2015 Funding Awarded to Cobleskill and Morris for Community Health Improvement

November 11, 2015

Cooperstown, NY – Over $17,500 dollars in mini grants have been awarded to 13 projects aimed at improving the health of students and community members in Morris and Cobleskill. The grants were awarded by the Bassett Research Institute’s 5210 program and are meant to help develop, implement or enhance projects that will lead to and sustain healthy behaviors.

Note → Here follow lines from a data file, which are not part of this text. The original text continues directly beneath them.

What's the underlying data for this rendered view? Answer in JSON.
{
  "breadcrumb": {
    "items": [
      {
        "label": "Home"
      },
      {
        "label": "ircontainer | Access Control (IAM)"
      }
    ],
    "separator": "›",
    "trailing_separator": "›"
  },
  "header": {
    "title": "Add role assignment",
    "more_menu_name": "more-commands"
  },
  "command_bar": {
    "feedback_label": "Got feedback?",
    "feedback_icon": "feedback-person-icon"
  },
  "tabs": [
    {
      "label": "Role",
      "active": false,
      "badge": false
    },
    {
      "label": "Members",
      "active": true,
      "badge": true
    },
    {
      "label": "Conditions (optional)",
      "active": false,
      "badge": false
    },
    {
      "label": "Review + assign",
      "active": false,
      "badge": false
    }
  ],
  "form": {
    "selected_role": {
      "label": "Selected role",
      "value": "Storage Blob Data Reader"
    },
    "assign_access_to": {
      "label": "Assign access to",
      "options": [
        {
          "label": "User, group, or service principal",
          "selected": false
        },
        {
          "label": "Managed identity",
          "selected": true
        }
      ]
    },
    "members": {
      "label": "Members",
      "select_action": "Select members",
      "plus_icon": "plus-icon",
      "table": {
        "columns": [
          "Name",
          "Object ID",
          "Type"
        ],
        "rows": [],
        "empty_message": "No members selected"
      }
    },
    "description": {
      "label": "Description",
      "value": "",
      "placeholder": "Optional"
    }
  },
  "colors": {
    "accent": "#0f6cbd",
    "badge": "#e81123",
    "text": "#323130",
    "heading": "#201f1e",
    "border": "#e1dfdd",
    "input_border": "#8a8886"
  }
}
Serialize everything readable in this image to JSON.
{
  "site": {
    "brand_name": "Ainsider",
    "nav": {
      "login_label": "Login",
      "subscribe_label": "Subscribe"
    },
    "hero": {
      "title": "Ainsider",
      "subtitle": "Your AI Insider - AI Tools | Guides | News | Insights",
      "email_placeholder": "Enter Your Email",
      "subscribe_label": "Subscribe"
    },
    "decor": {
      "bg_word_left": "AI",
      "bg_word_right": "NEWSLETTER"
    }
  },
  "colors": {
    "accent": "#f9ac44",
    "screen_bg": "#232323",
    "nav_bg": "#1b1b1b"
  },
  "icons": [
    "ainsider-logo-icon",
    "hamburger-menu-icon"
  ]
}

In Cobleskill, $11,084 was awarded to nine of 13 projects that include such initiatives as raised-bed gardens for Catholic Charities’ food pantry, walking/running shoes for participants of the expanded food and nutrition program at Cornell Cooperative Extension, enhancement of the Kindermusik program at SUNY Cobleskill’s Effie Bennett-Powe Child Development Center and, at the Cobleskill-Richmondville School, a student running club, collapsible water bottles, a screen free week fun night, and tricycles for students with disabilities to encourage physical activity. To promote the 5210 message, a portable 5210 display will also be made by SUNY Cobleskill for use at community events.

Morris Central School received $6,448 to fund four projects in support of the 5210 initiative. One of the projects will provide smoothies as part of the school breakfast program. Another project will provide fidget desks equipped with foot pendulums that allow students to swing their feet as they work. The desks will be used for special education students to enable movement during class and increase physical activity. The grant will also help sustain a community read program and provide books to children. The final project to receive a portion of the mini grant will resurrect the greenhouse at Morris Central School and support the establishment of a class to increase agricultural awareness.

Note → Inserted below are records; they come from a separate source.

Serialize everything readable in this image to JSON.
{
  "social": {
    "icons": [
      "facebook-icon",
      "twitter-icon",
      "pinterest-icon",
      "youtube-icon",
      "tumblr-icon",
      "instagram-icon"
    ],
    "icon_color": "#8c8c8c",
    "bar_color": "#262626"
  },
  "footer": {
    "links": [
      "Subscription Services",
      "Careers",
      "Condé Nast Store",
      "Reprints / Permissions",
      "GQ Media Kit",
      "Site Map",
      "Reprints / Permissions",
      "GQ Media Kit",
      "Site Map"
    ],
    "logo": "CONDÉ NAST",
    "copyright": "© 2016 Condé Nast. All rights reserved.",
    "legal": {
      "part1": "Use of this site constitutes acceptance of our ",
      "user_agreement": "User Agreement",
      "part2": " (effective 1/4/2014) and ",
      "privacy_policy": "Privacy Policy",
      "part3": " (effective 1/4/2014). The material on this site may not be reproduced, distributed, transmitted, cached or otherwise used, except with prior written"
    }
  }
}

The Bassett Research Institute at Bassett Medical Center in Cooperstown began “5210 Every Day!” as a pilot program in Edmeston and Delhi in the fall of 2013. Since then, the program has expanded to the communities of Morris and Cobleskill. The 5210 program engages schools, work sites, health care providers, and community, preschool and after-school programs in promoting healthy choices for kids. It is based on a very successful program in the state of Maine.

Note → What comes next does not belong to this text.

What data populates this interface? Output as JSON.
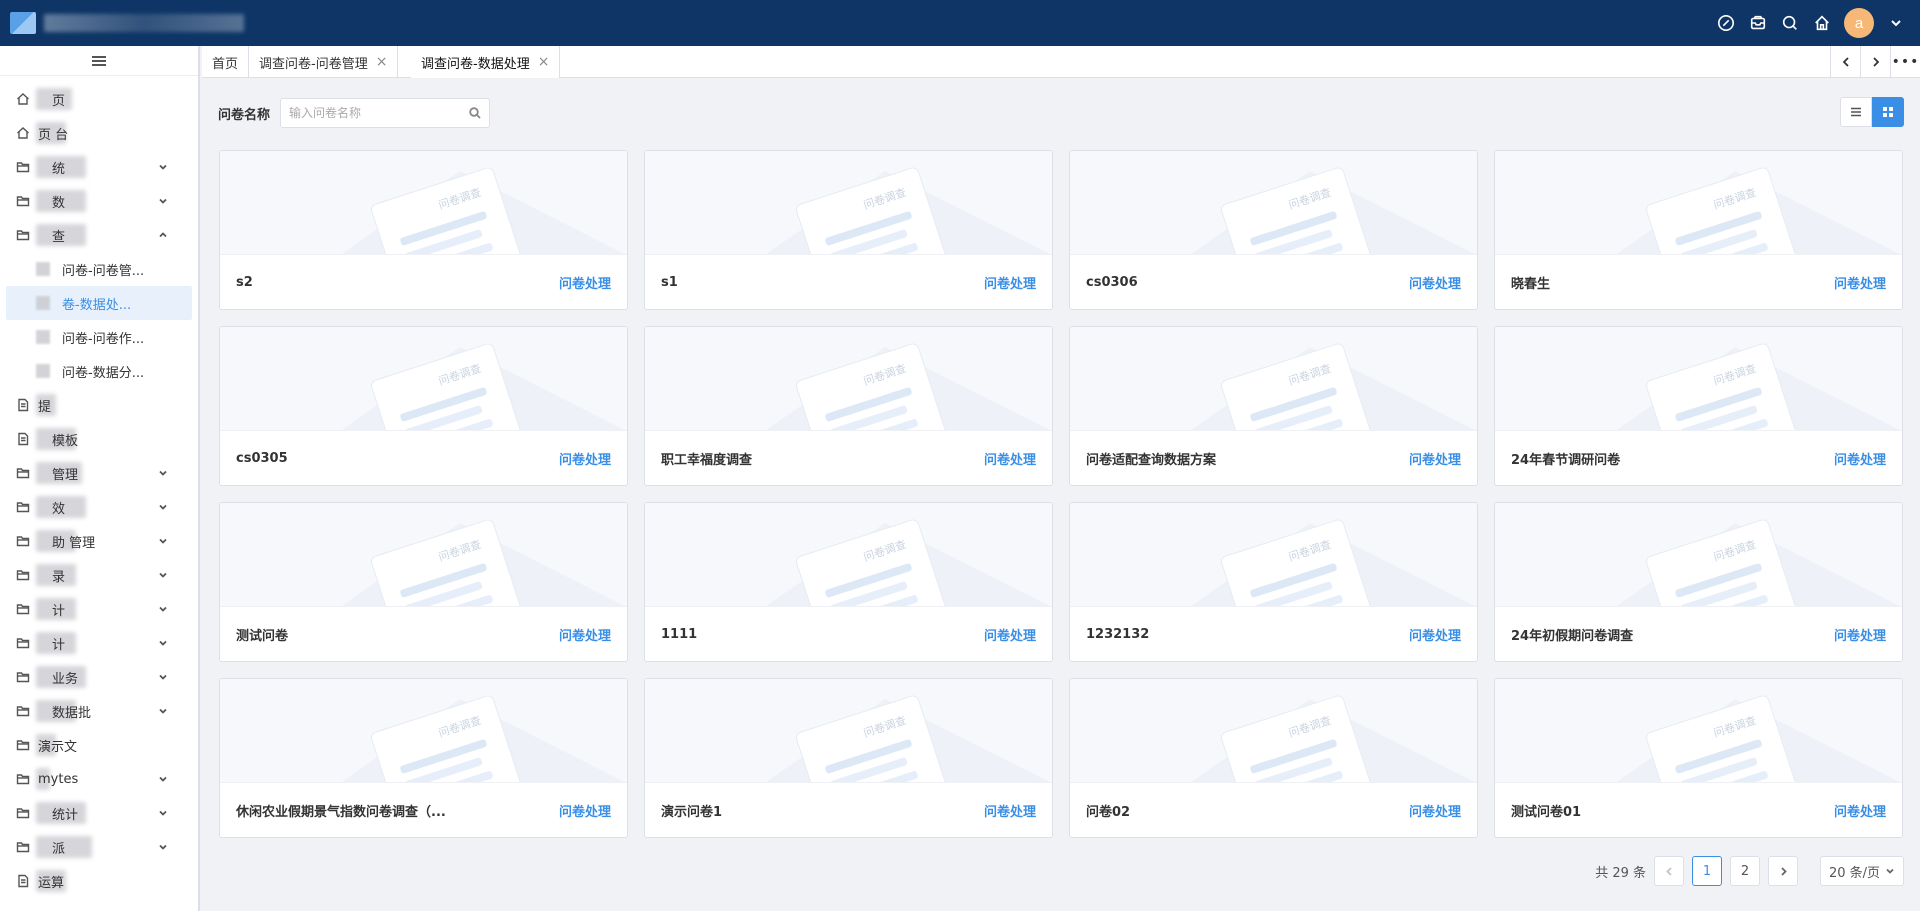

The 5210 program has been implemented in nearly 350 schools, childcare centers, doctors’ offices and after school programs in Maine with promising results. Surveys over time of parents and children show increased knowledge of 5210 recommendations, more effective counseling on 5210 behaviors during doctor’s appointments and a greater percentage of children meeting the 5210 goals, especially after exposure to 5210 messages from multiple sectors of the community.

According to the Centers for Disease Control and Prevention, obesity now affects 17 percent of all children and adolescents in the United States – triple the rate from just one generation ago.